Exercise is a Stressor: Are You Overtraining?

Declining performance, hormonal imbalances, and depression are all symptoms of overtraining. However, there are several earlier indicators of overtraining that you may not be aware of…

Every beat of your heart is influenced by your nervous system. The nervous system’s sympathetic branch, vigilant in every moment, is responsible for maximizing our safety. The sympathetic initiates physiological responses and adaptations to stressors and threats from our environment. Meanwhile, our default branch, the parasympathetic, is striving to quiet the sympathetic and direct as many resources as possible towards optimizing repair, digestion, detoxification, and hormonal balance.

Today, the sympathetic nervous system is frequently overwhelmed with threats coming from all directions—occupational stressors, environmental toxins, unhealthy foods, stimulants, time-zone changes, EMF, faulty breathing patterns, and even our own thoughts and high-intensity exercise. An intense training program without a “stress-mitigation program” that tackles the other pieces of the puzzle is a sure-fire way to overtrain and create stress in the body.

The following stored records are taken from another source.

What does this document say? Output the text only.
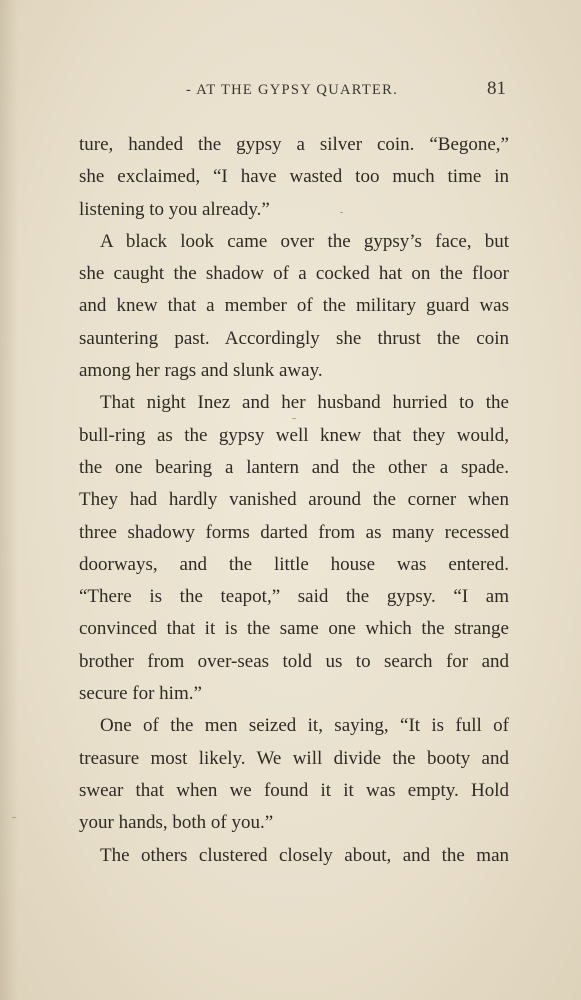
- AT THE GYPSY QUARTER.	81
ture, handed the gypsy a silver coin. “Begone,”
she exclaimed, “I have wasted too much time in
listening to you already.”
A black look came over the gypsy’s face, but
she caught the shadow of a cocked hat on the floor
and knew that a member of the military guard was
sauntering past. Accordingly she thrust the coin
among her rags and slunk away.
That night Inez and her husband hurried to the
bull-ring as the gypsy well knew that they would,
the one bearing a lantern and the other a spade.
They had hardly vanished around the corner when
three shadowy forms darted from as many recessed
doorways, and the little house was entered.
“There is the teapot,” said the gypsy. “I am
convinced that it is the same one which the strange
brother from over-seas told us to search for and
secure for him.”
One of the men seized it, saying, “It is full of
treasure most likely. We will divide the booty and
swear that when we found it it was empty. Hold
your hands, both of you.”
The others clustered closely about, and the man
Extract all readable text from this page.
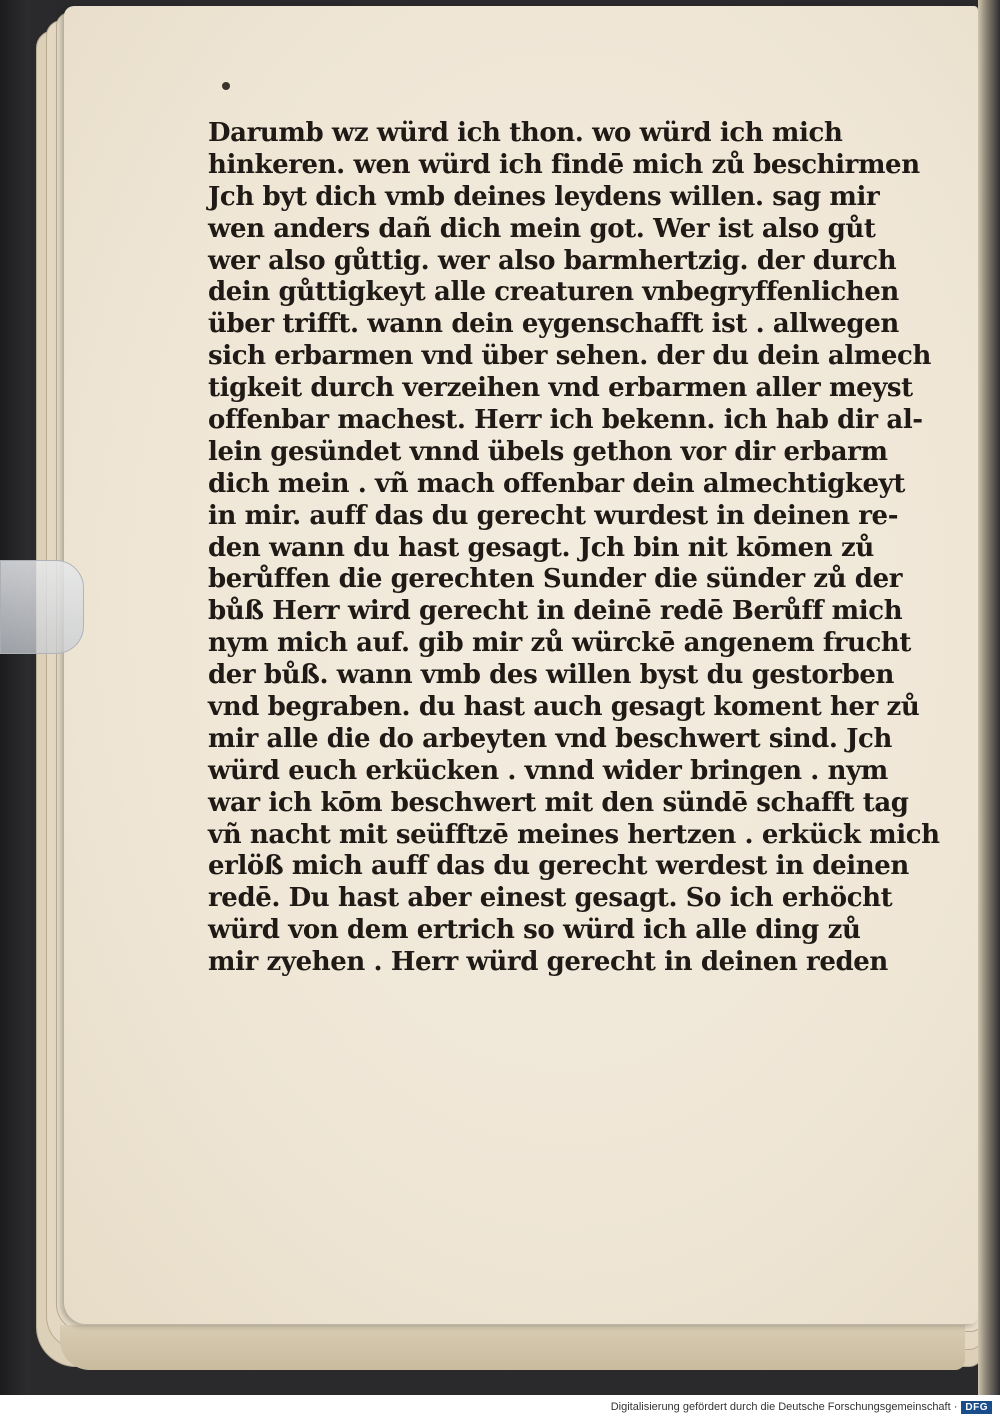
Darumb wz würd ich thon. wo würd ich mich
hinkeren. wen würd ich findē mich zů beschirmen
Jch byt dich vmb deines leydens willen. sag mir
wen anders dañ dich mein got. Wer ist also gůt
wer also gůttig. wer also barmhertzig. der durch
dein gůttigkeyt alle creaturen vnbegryffenlichen
über trifft. wann dein eygenschafft ist . allwegen
sich erbarmen vnd über sehen. der du dein almech
tigkeit durch verzeihen vnd erbarmen aller meyst
offenbar machest. Herr ich bekenn. ich hab dir al-
lein gesündet vnnd übels gethon vor dir erbarm
dich mein . vñ mach offenbar dein almechtigkeyt
in mir. auff das du gerecht wurdest in deinen re-
den wann du hast gesagt. Jch bin nit kōmen zů
berůffen die gerechten Sunder die sünder zů der
bůß Herr wird gerecht in deinē redē Berůff mich
nym mich auf. gib mir zů würckē angenem frucht
der bůß. wann vmb des willen byst du gestorben
vnd begraben. du hast auch gesagt koment her zů
mir alle die do arbeyten vnd beschwert sind. Jch
würd euch erkücken . vnnd wider bringen . nym
war ich kōm beschwert mit den sündē schafft tag
vñ nacht mit seüfftzē meines hertzen . erkück mich
erlöß mich auff das du gerecht werdest in deinen
redē. Du hast aber einest gesagt. So ich erhöcht
würd von dem ertrich so würd ich alle ding zů
mir zyehen . Herr würd gerecht in deinen reden
Digitalisierung gefördert durch die Deutsche Forschungsgemeinschaft · DFG
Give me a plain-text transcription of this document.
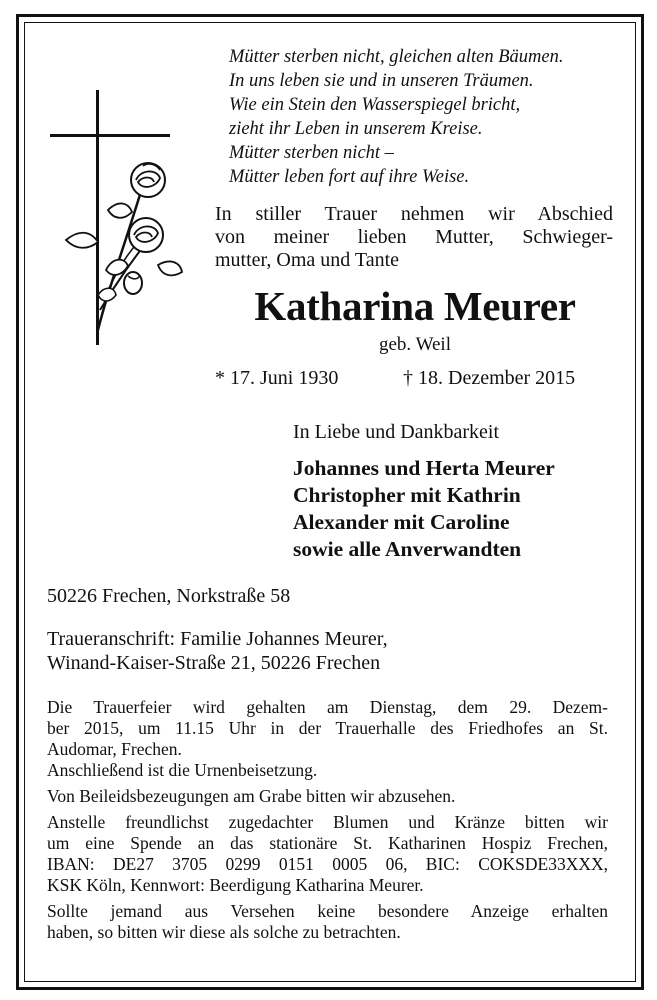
Mütter sterben nicht, gleichen alten Bäumen.
In uns leben sie und in unseren Träumen.
Wie ein Stein den Wasserspiegel bricht,
zieht ihr Leben in unserem Kreise.
Mütter sterben nicht –
Mütter leben fort auf ihre Weise.
In stiller Trauer nehmen wir Abschied
von meiner lieben Mutter, Schwieger-
mutter, Oma und Tante
Katharina Meurer
geb. Weil
* 17. Juni 1930	† 18. Dezember 2015
In Liebe und Dankbarkeit
Johannes und Herta Meurer
Christopher mit Kathrin
Alexander mit Caroline
sowie alle Anverwandten
50226 Frechen, Norkstraße 58
Traueranschrift: Familie Johannes Meurer,
Winand-Kaiser-Straße 21, 50226 Frechen
Die Trauerfeier wird gehalten am Dienstag, dem 29. Dezem-
ber 2015, um 11.15 Uhr in der Trauerhalle des Friedhofes an St.
Audomar, Frechen.
Anschließend ist die Urnenbeisetzung.
Von Beileidsbezeugungen am Grabe bitten wir abzusehen.
Anstelle freundlichst zugedachter Blumen und Kränze bitten wir
um eine Spende an das stationäre St. Katharinen Hospiz Frechen,
IBAN: DE27 3705 0299 0151 0005 06, BIC: COKSDE33XXX,
KSK Köln, Kennwort: Beerdigung Katharina Meurer.
Sollte jemand aus Versehen keine besondere Anzeige erhalten
haben, so bitten wir diese als solche zu betrachten.
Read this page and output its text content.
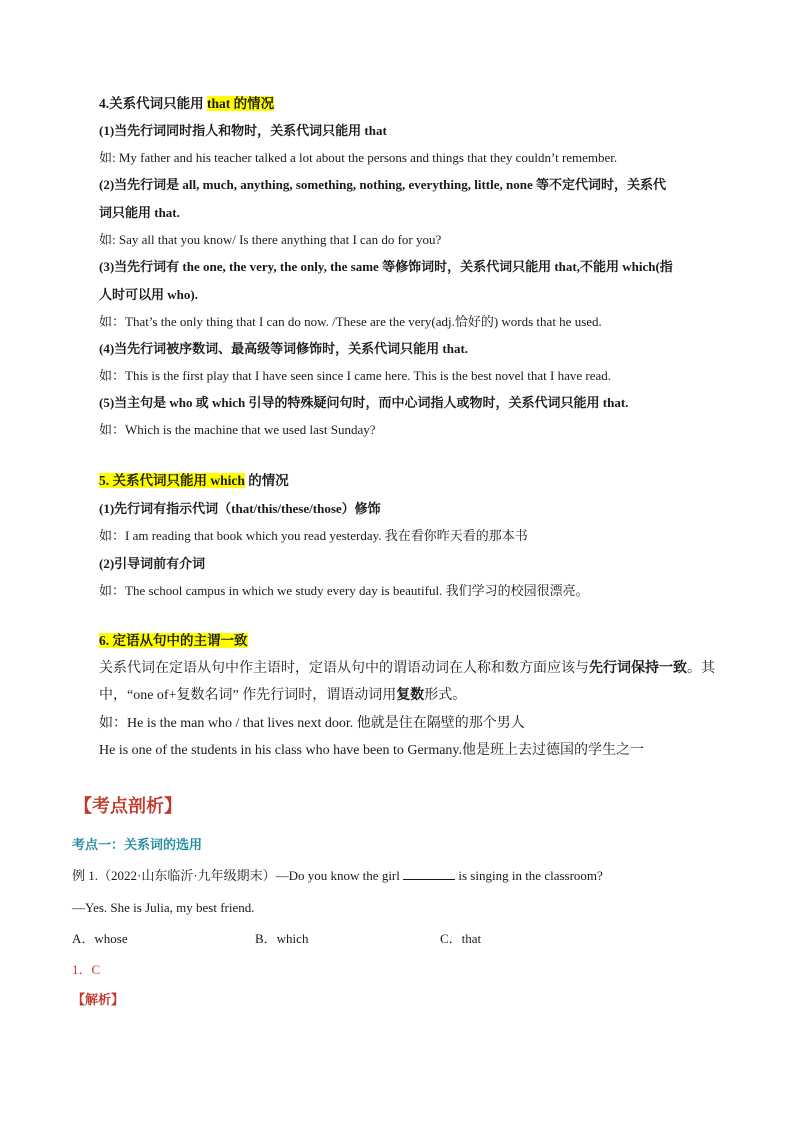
4.关系代词只能用 that 的情况
(1)当先行词同时指人和物时，关系代词只能用 that
如: My father and his teacher talked a lot about the persons and things that they couldn’t remember.
(2)当先行词是 all, much, anything, something, nothing, everything, little, none 等不定代词时，关系代
词只能用 that.
如: Say all that you know/ Is there anything that I can do for you?
(3)当先行词有 the one, the very, the only, the same 等修饰词时，关系代词只能用 that,不能用 which(指
人时可以用 who).
如：That’s the only thing that I can do now. /These are the very(adj.恰好的) words that he used.
(4)当先行词被序数词、最高级等词修饰时，关系代词只能用 that.
如：This is the first play that I have seen since I came here. This is the best novel that I have read.
(5)当主句是 who 或 which 引导的特殊疑问句时，而中心词指人或物时，关系代词只能用 that.
如：Which is the machine that we used last Sunday?
5. 关系代词只能用 which 的情况
(1)先行词有指示代词（that/this/these/those）修饰
如：I am reading that book which you read yesterday. 我在看你昨天看的那本书
(2)引导词前有介词
如：The school campus in which we study every day is beautiful. 我们学习的校园很漂亮。
6. 定语从句中的主谓一致
关系代词在定语从句中作主语时，定语从句中的谓语动词在人称和数方面应该与先行词保持一致。其
中，“one of+复数名词” 作先行词时，谓语动词用复数形式。
如：He is the man who / that lives next door. 他就是住在隔壁的那个男人
He is one of the students in his class who have been to Germany.他是班上去过德国的学生之一
【考点剖析】
考点一：关系词的选用
例 1.（2022·山东临沂·九年级期末）—Do you know the girl	is singing in the classroom?
—Yes. She is Julia, my best friend.
A．whose	B．which	C．that
1．C
【解析】
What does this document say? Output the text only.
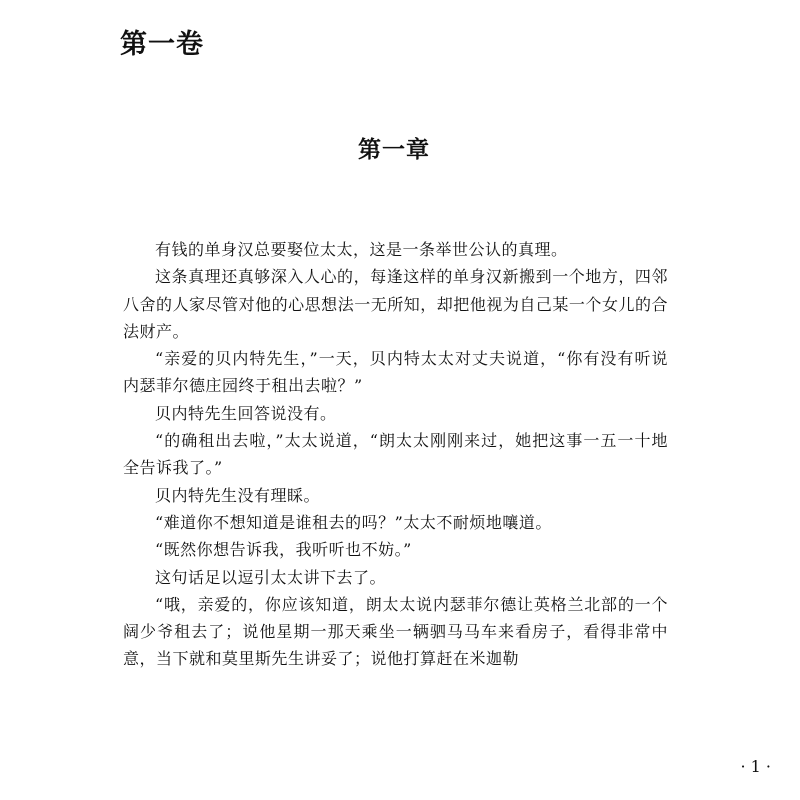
第一卷
第一章

有钱的单身汉总要娶位太太，这是一条举世公认的真理。

这条真理还真够深入人心的，每逢这样的单身汉新搬到一个地方，四邻八舍的人家尽管对他的心思想法一无所知，却把他视为自己某一个女儿的合法财产。

“亲爱的贝内特先生，”一天，贝内特太太对丈夫说道，“你有没有听说内瑟菲尔德庄园终于租出去啦？”

贝内特先生回答说没有。

“的确租出去啦，”太太说道，“朗太太刚刚来过，她把这事一五一十地全告诉我了。”

贝内特先生没有理睬。

“难道你不想知道是谁租去的吗？”太太不耐烦地嚷道。

“既然你想告诉我，我听听也不妨。”

这句话足以逗引太太讲下去了。

“哦，亲爱的，你应该知道，朗太太说内瑟菲尔德让英格兰北部的一个阔少爷租去了；说他星期一那天乘坐一辆驷马马车来看房子，看得非常中意，当下就和莫里斯先生讲妥了；说他打算赶在米迦勒

· 1 ·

In terms of dose response, the simply stress needs to exceed your current “comfort zone”—it does not need to bury your comfort zone six-feet into the ground.

Improvements in fitness or any form of durability are the result of the body adapting to external stressors. When you break down your muscles by exposing them to more stress than they’re used to, they grow back bigger and stronger. This is called the Principle of Overload. The take-home message is simple: the body must be exposed to stressors that exceed its current capacity in order for the stimulus to be strong enough to elicit a change and improved ability to deal with that stress in the future. In terms of dose-response, the simply stress needs to exceed your current “comfort zone”—it does not need to bury your comfort zone six-feet into the ground. The best results come from a slight “over-reach” that allows the body to interpret the stress and recover from it, not release a massive dose of stress hormones and glycogen like the world is ending every Monday, Wednesday, and Friday.

As I’ve said for 10+ years, “workouts are the gas station, not the race track.”

Knowing If You’re Overtrained

Common overtraining symptoms include declining performance, hormonal imbalances, and depression. However, these are downstream effects indicative of an individual that’s been overtrained for months or years. The two far more common symptoms of overtraining are:

  1. Decreased desire to train.

    The body is very smart. The first sign of over-training is the mind requesting a day off. Does this sound familiar? Here’s a good rule of thumb: if, after a 10-minute warm-up, you still wish you weren’t there, it’s probably a day you shouldn’t be. Take it easy, and make sure this workout does not beat you down.

  2. Slower than normal results / fat loss.

    What makes the body store body fat? Fear or anticipation of an emergency or fuel shortage. In other words, stress hormones case fat storage. When exercise sessions are too hard, ramp up too fast, or we go from the couch to being a gym-rat for the first two weeks of every New Year, the body floods itself with stress hormones. The greater the disparity between the demands of your lifestyle in the previous 12-weeks, what I call your “lifestyle-A1C,” and today’s workout, the higher the likelihood it’ll be more of a stress than a therapy.

What You Can Do

  1. Cut all your “hard” workouts.

    The words “AMRAP” and “For Time” are temporarily stricken from your vocabulary. This is something I have done for nearly every coaching client I’ve had this year—and suddenly they’re getting the results they’ve been chasing for years. The beauty is, you can still work out—just keep your efforts to 60-70% of “max” and try to fuel everything with nose breathing. This helps you stay in a more fat-burning, relaxed state.

  2. Increase your 12-Week A1C score.

    Immediately begin walking 10,000 steps per day and incorporate a daily mobility practice or flow. This will improve circulation and detox your entire body while reducing inflammation and mobilizing stuck joints.

  3. Sleep.

    As my friend Bobby Maximus says, “there is no such thing as overtraining, only under-recovering.” Click here to for my favorite ways to improve your sleep hygiene and maximize the restorative benefits of your bedtime hours.

  4. Nutrition.

    Cut all alcohol, sugar, late-night eating, and junk food from your diet. When you feel stuck, it’s not the time to take a “balanced” approach to these things. You need 100% of the food you eat to be nutritious and vital to your recovering mind and body.